As they explained to me later, when this happened, the usual "fast path" forwarding through the router broke down. It would have to look at the packet with the general-purpose CPU on the switch, which would then figure out where to send it, and the packet would go on its way. Trouble is, there's no way that path could handle line speed routing of these packets. It was supposed to populate the forwarding table at which point the ASICs would handle it on the fast path, but that never happened.

When we sent enough traffic, the CPU simply couldn't keep up, and the packets would be dropped. This would happen naturally as the machines received normal traffic, and so it introduced our problem.

Short term, the solution was to poke the switches and flush the forwarding tables used by the ASICs. This got them to re-establish everything, including the one for the trouble spots. They all went back to operating at line speed for all traffic, inside and out.

The next step was to set something up to keep tabs on the syslog on these routing switches. Apparently, when the forwarding table had this issue, it would emit some kind of warning in the log. By watching for it, you could automate a flush of the cache to get things going again.

This was majorly crappy, but it did get the environment back on its feet, and it was able to be re-enabled after several days sitting there doing exactly nothing (and wasting tons of money, no doubt).

The long term solution did involve yelling at the vendor and getting them to fix their corruption issue.

Lessons learned:

Pay attention to ssh lag, even if it seems minor, particularly if it's only jittery and only to the bad box and not to the others.

Think through the paths involved for the traffic.
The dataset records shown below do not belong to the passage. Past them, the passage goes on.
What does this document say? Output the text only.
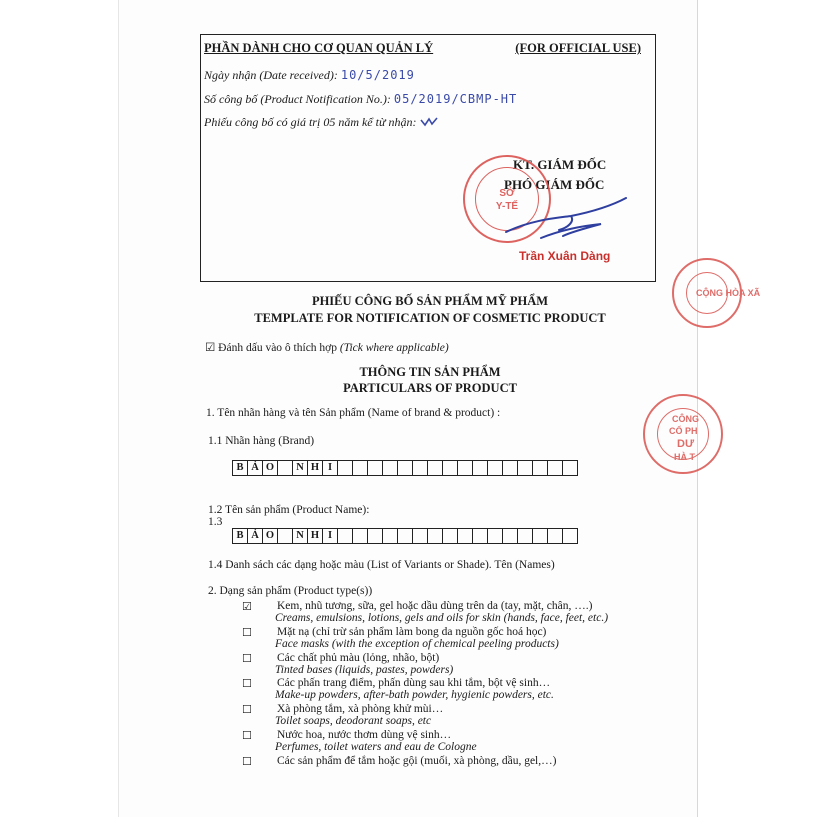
CỘNG HÒA XÃ
CÔNG
CỔ PH
DƯ
HÀ T
PHẦN DÀNH CHO CƠ QUAN QUẢN LÝ	(FOR OFFICIAL USE)
Ngày nhận (Date received): 10/5/2019
Số công bố (Product Notification No.): 05/2019/CBMP-HT
Phiếu công bố có giá trị 05 năm kể từ nhận:
KT. GIÁM ĐỐC
PHÓ GIÁM ĐỐC
SỞ
Y-TẾ
Trần Xuân Dàng
PHIẾU CÔNG BỐ SẢN PHẨM MỸ PHẨM
TEMPLATE FOR NOTIFICATION OF COSMETIC PRODUCT
☑ Đánh dấu vào ô thích hợp (Tick where applicable)
THÔNG TIN SẢN PHẨM
PARTICULARS OF PRODUCT
1. Tên nhãn hàng và tên Sản phẩm (Name of brand & product) :
1.1 Nhãn hàng (Brand)
B Ả O	N H I
1.2 Tên sản phẩm (Product Name):
1.3
B Ả O	N H I
1.4 Danh sách các dạng hoặc màu (List of Variants or Shade). Tên (Names)
2. Dạng sản phẩm (Product type(s))
☑ Kem, nhũ tương, sữa, gel hoặc dầu dùng trên da (tay, mặt, chân, ….)
Creams, emulsions, lotions, gels and oils for skin (hands, face, feet, etc.)
☐ Mặt nạ (chỉ trừ sản phẩm làm bong da nguồn gốc hoá học)
Face masks (with the exception of chemical peeling products)
☐ Các chất phủ màu (lỏng, nhão, bột)
Tinted bases (liquids, pastes, powders)
☐ Các phấn trang điểm, phấn dùng sau khi tắm, bột vệ sinh…
Make-up powders, after-bath powder, hygienic powders, etc.
☐ Xà phòng tắm, xà phòng khử mùi…
Toilet soaps, deodorant soaps, etc
☐ Nước hoa, nước thơm dùng vệ sinh…
Perfumes, toilet waters and eau de Cologne
☐ Các sản phẩm để tắm hoặc gội (muối, xà phòng, dầu, gel,…)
If some paths are slow and others are not, it's probably something to do with the paths and not the end device.

Find ways to try multiple paths to the same end device to prove out the last item. Otherwise, how can you be sure?

Don't accept the status quo when you report a problem and they blow you off. If you're sure it's there, don't doubt yourself. If you've practiced solid scientific methods and have a decent argument backed by data, stay on that thing until someone has to deal with you (and it).

Finally, when the last item stops working, and you start getting in trouble for it, leave the company behind.